Defence analyst Dr Riffat Hussain said cyber warfare became an attractive option for the attacker because it used latest innovation, allowed anonymity, provided disproportionate power to otherwise weaker actors, low entry cost, cheaper in execution, easy delivery, proliferation of tools and avoided use of combat troops.
International law expert Ahmer Bilal Soofi also emphasised on enacting domestic legislation on cyber security.
Mr Soofi and Dr Tughral Yamin deliberated on the international laws applicable to cyber attacks.
Mr Soofi said international jurists viewed cyber attack on a country as a conflict situation. Cyber attack, by a state, would be viewed as use of force.

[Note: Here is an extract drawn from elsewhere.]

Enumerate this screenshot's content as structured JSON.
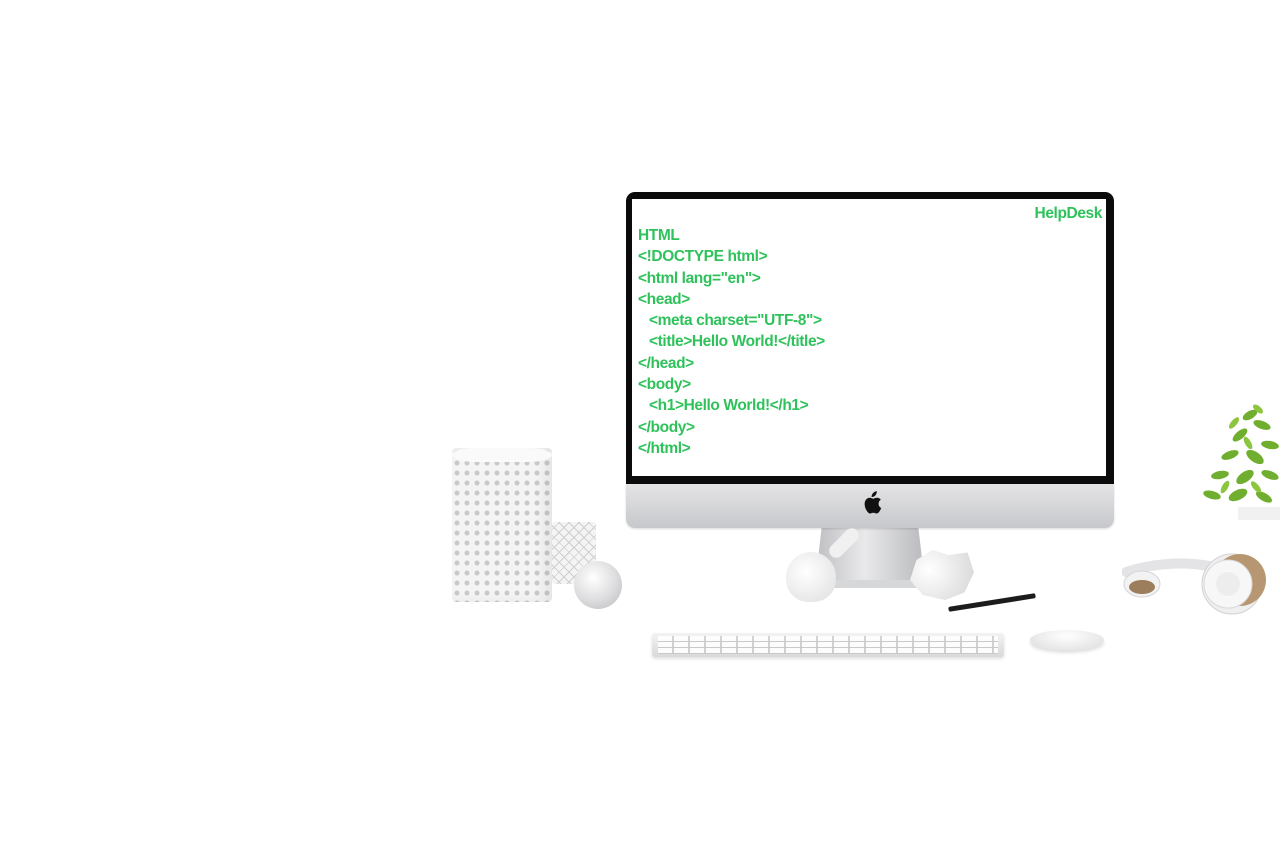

Mr Yamin looked at it differently.
His opinion was that the law of war specifies that the initial attack must be attributed before a counter-attack is permitted.
Cyber attacks, at least at the initial stage, provide anonymity to the attacker.
Legal experts in the US, he said, contend that law of war covered cyber space.
Mr Yamin, who heads Centre for International Peace and Stability at National University of Science and Technology, proposed confidence building measures between India and Pakistan on cyber security to avert “a worst case scenario that could be triggered by unscrupulous info space activity”.
He said the prospects of an unintentional war occurring due to malicious cyber activity cannot be ruled out.
Mr Yamin said all regional groupings except Saarc were working for an arrangement on cyber security.
Regretting political indifference on the issue, Mr Yamin said, a cyber crimes bill was also lying pending in the parliament.